Science Projects And Inventions

Grid Computing

U.S. computer scientists Carl Kesselman, lan Foster, and Steve Tuecke had the bright idea that computers could be loosely coupled together to provide massive computing ability just as power stations can be linked to supply extra electricity. With computer grids and power grids the consumer does not have to worry about the source or the location of the input. Different types of computers can be incorporated and these may be located all over the world. Your own computer can be used in a grid when you are asleep, during lunch breaks, or even at random moments during the day when the computer is waiting for input. High-speed interconnections are usually not available and so the system works best on problems where independent calculations can be carried out without the participating processors having to communicate.

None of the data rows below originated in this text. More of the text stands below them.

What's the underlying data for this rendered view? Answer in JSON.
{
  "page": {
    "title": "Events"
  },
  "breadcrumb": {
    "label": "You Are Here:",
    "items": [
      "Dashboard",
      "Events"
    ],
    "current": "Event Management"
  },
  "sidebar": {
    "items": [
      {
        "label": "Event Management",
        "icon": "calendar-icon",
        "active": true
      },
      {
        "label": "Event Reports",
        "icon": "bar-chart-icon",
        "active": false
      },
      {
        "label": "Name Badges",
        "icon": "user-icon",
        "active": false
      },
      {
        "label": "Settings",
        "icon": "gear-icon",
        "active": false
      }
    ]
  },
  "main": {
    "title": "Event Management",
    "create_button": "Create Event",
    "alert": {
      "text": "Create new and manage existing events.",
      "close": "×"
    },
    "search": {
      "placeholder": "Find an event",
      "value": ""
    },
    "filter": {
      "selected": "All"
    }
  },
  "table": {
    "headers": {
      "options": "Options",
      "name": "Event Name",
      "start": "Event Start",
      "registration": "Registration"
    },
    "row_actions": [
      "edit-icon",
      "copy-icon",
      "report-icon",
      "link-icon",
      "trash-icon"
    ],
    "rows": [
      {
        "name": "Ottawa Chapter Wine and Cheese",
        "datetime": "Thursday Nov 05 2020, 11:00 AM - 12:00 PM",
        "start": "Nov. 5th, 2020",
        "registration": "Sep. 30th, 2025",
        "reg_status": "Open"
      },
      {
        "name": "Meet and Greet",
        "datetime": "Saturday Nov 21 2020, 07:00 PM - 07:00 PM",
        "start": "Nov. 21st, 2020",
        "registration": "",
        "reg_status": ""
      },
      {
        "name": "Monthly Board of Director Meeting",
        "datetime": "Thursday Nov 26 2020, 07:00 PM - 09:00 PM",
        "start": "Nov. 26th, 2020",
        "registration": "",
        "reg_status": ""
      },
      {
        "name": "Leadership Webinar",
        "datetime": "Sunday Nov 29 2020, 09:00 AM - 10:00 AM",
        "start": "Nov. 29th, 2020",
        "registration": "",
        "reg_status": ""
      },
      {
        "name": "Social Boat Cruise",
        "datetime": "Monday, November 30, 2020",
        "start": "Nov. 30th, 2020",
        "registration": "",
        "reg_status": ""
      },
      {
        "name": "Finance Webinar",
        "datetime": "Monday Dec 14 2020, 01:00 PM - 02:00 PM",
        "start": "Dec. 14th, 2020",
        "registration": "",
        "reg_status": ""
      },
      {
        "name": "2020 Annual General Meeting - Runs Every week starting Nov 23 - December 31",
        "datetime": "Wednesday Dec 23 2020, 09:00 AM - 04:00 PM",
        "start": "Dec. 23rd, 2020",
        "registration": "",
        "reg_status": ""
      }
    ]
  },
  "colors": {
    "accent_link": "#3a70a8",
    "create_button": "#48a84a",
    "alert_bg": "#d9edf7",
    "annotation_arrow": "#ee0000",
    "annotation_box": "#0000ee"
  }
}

Needless to say, software has to be carefully designed to check for untrustworthy, malfunctioning, and malicious nodes. It also has to accommodate nodes going off-line at random times. The participating nodes also have to trust the central system not to interfere with their individual programs, security, and data storage.
Grid computing is widely used for solving extremely complicated mathematical problems and for specific computing applications where huge amounts of data are involved. The latter include the interrogation of molecular modeling data for pharmaceutical drug design, the analysis of electrical brain activity, the searching of radio telescope receiver output for messages from extraterrestrial civilizations, and the investigation of the outputs of high-energy physics machines, such as the Large Hadron Collider while it looks for new elementary particles.